Exploiting the medium
The Suffield Players, in northern Connecticut, mounted a series of short original comedies broadcast live on the the troupe’s YouTube and Facebook feeds. I directed one of them, Marriage 2.0, by Lisa Parker, about a bickering couple “rebooting” their relationship. Thanks to tech director Jason Fregeau, the production broke the Hollywood Squares look of so many Covid-era shows.
He married Open Broadcaster Software, a free, open-source platform for video recording and live streaming, to a web-based sister program, OBS.Ninja, which can gather multiple feeds and send them to OBS for broadcast. Thus the performers, Jim Hyland and Virginia Wolf, in separate towns, appeared onscreen to be sitting side-by-side in a living room. Over time, Jason delivered ever more sophisticated production values to the series, most recently in another two-hander, in which the actors delivered asides to the audience that looked like multiple cameras were at work.
“I’m proud of our shows,” he told me recently. “They are waypoints, blaze marks along our creative path.” He added, “I’m glad virtual theater happened, and now I’m glad it’s over. Time for live theater.” (Not that everyone thinks it’s over. Some creators I know are planning to keep using virtual as an adjunct to in-person performance.)
For all its versatility, there’s one thing OBS can’t do that Zoom can, in fact was made for: active participation by a live audience.
My final online show, in April, was The Waiting Room, written for Zoom and directed for Silverthorne by Steve Wangh, a longtime friend and previous collaborator in theatrical experiments. It took place in two simultaneous realities: the Bardo of Tibetan Buddhism, where spirits await their next incarnation (a sly metaphor for the liminal state we’ve all been in for the past year) and the platform itself – the afterlife as a Zoom room. I worked with Steve on editing the script and supported him as associate director.
Part of the conceit of the piece was that the audience is also in the Bardo. Some of their tiles were visible across the top of the screen, like a balcony looking “down” on the action, and a couple of times they were split into breakout rooms to chat about the experience and the play’s life-and-death themes.

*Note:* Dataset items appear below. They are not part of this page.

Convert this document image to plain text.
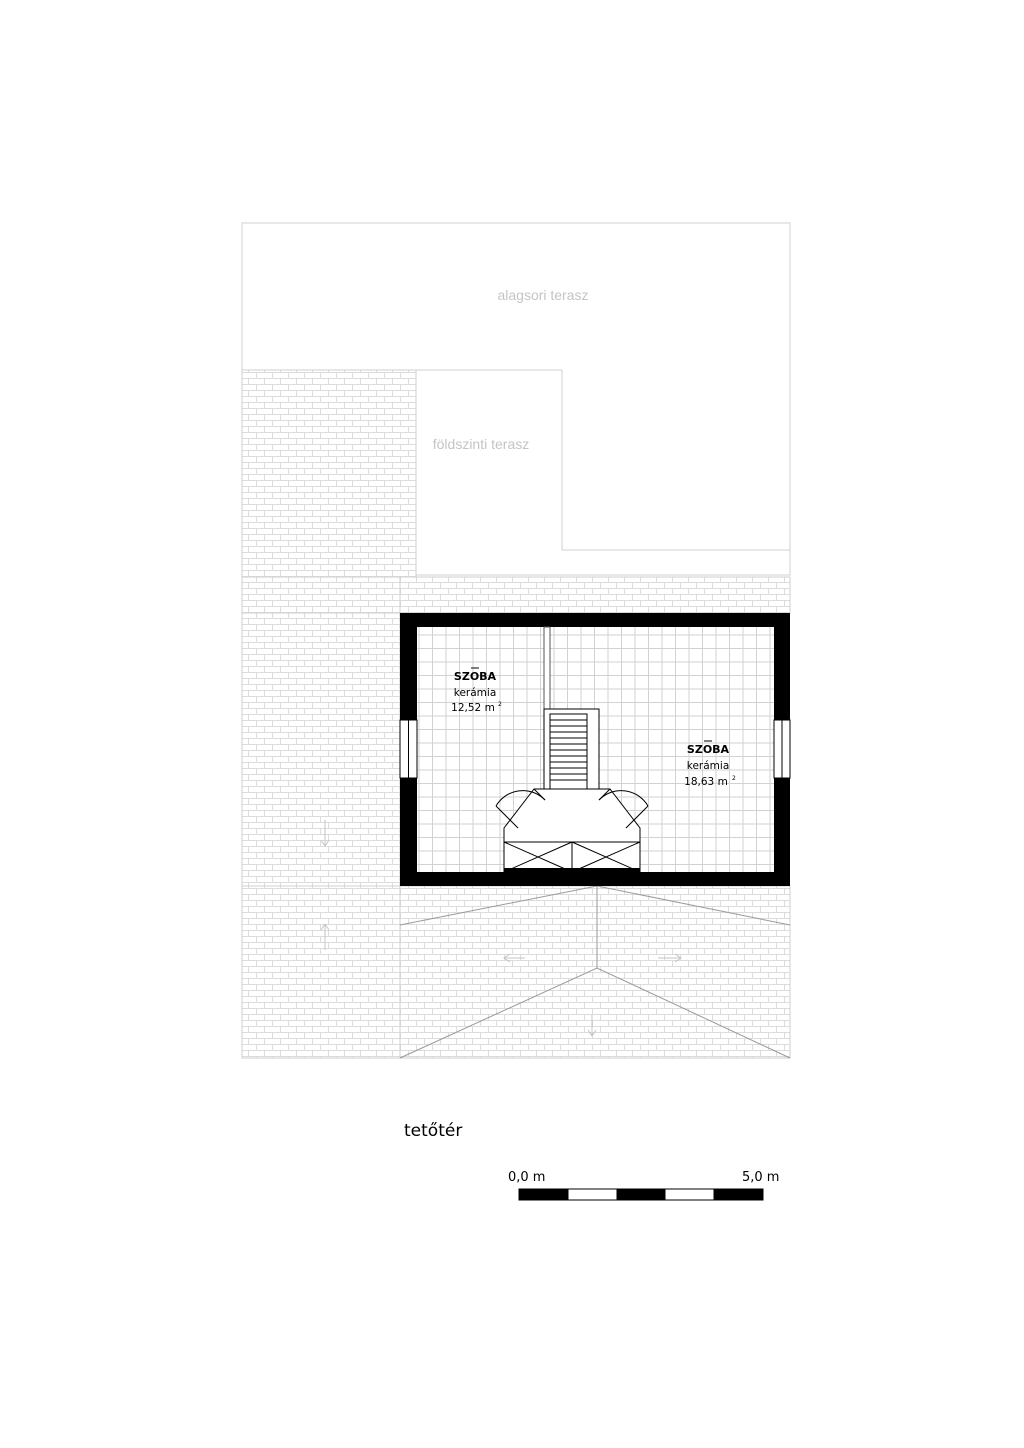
alagsori terasz
földszinti terasz
SZOBA
kerámia
12,52 m 2
SZOBA
kerámia
18,63 m 2
tetőtér
0,0 m	5,0 m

“When I began to write The Waiting Room,” Steve recently recalled, “it was important to me that the play should be thoroughly infected by the Zoom reality, and that it exploit that reality as much as possible. And that,” he realized, “was a tall order.”
In performance, tech director John Iverson sat facing an audio-visual suite surmounted by three monitors, running the dozens of sound and video cues (he likened himself to the proverbial one-armed paperhanger) while Maggie Donovan wrangled the actors’ entrances and exits, groupings and close-ups, using Zoom’s spotlight function.
But using Zoom to full advantage also meant creating “stage pictures” with those constricting squares. In rehearsal, a kind of Zoom-tile choreography was developed, in which actors broke out of the usual center-screen, head-and-shoulders view into positions left and right, forward and back, precisely keyed to each other’s movements.
“In retrospect,” Steve told me, speaking for many of us who toiled in the Covid crucible, “I’d say this pandemic presented me with serious challenges – and that has been the best thing about it.”